Let’s use our random number example from earlier: the model only chose four distinct numbers when we asked for a value from 1 to 100. If we asked for a number from 0 to 9 twice instead, and each of those runs showed the same tendency to return only 4 distinct values. We’d have 4 * 4 = 16 possibilities instead. We’ve found an exponential scaler.
So how can we use this with our name example? Well one thing LLMs are really good at is creating long lists of unique values. So we could have it generate 1000 first names and 1000 last names, then use our random number generator to choose a value from each bucket, and voila, we have 1 million unique names.
As it turns out, you don’t really need to generate these massive lists to select from, and there are good reasons not to as I’ll show in the next section. In practice, just selecting two random initials for first name and last name is usually sufficient. Use the randomization skill to choose two letters from a curated letter bag, then tell the LLM to make a name from those initials. You can also exclude or weight certain letter probabilities by adding more of them to the list.
Example of a Biased Selection Set
[a,b,b,b,c,d,d,f,f,g,g,g,h,h,h,k,k,l,l,l,l,m,m,m,m,m,m,n,n,n,n,n,p,p,p,r,r,s,s,s,s,s,s,s,t,t,t,t,w,w]
Use /randomInt 0 50 to choose a random letter at that index.
Composable Randomness
Now we have a strategy: use the combinatorial power we get from randomizing smaller parts to create a much broader pool of possibilities such that our random selection from that pool will be functionally stochastic.
This can help us reframe the problem: how can we add parameters to the problem to compound the possibilities and give us greater variation?
In other words, how we compose the question determines how random our outcome will be.
Using our name example:
If our letterbag gives us 16 distinct letters, we’ll choose one for first and one for last. Say that the LLM’s randomness will get us four distinct possibilities per letter, so if we just ask for a name that starts with D, for example, it generally comes up with one of four D names. That means we have 64 first names and 64 last names, or about 4,096 unique names. That’s great. (Also, it’s probably more than four distinct names for each initial, but for the sake of a conservative estimate, we’ll go with it).
But we can compound that by adding more variables. For example, we could create a list of nationalities and ask for a name from that nationality. Say we add 32 nationalities that we’ll randomly choose from. Now, we’ll ask for something like “Give me an Italian name with the initials R.M.” What does that do to our possibility pool?
16 letters * 32 nationalities * 4 LLM randomness = 2048 for each letter. 2048 * 2048 combinations = 4,194,304 unique names.
All we did was add a single additional field.

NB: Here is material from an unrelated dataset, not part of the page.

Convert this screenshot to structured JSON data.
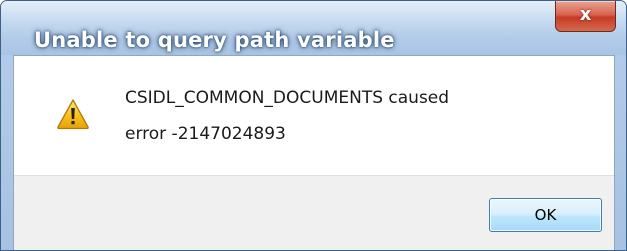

In practice, this pool would likely be larger, but I feel pretty confident we’d have at least this many.
You can see why we wouldn’t necessarily want to pre-generate the first/last name lists. Every time we add a new parameter to the prompt, we’re increasing those lists by orders of magnitude. Maybe for a name example this wouldn’t seem like a lot, but imagine you want to add in age and gender. Pretty quickly, you’re maintaining lists of thousands of first and last names. The LLM does a good enough approximation if you give it a very specific request like, “Create a first and last name of a 67 year old Italian woman with the initials T.M.”
This might seem like a contrived example, but imagine you’re trying to generate personas for NPCs in a game or realistic vishing simulations where someone might encounter a lot of your characters and they would notice the repetition right away.
Variation is a measure of authenticity. With synthetic systems, the believability breaks because they become predictable. By using some of these multiplicative techniques, we can restrore the mirage of uniqueness.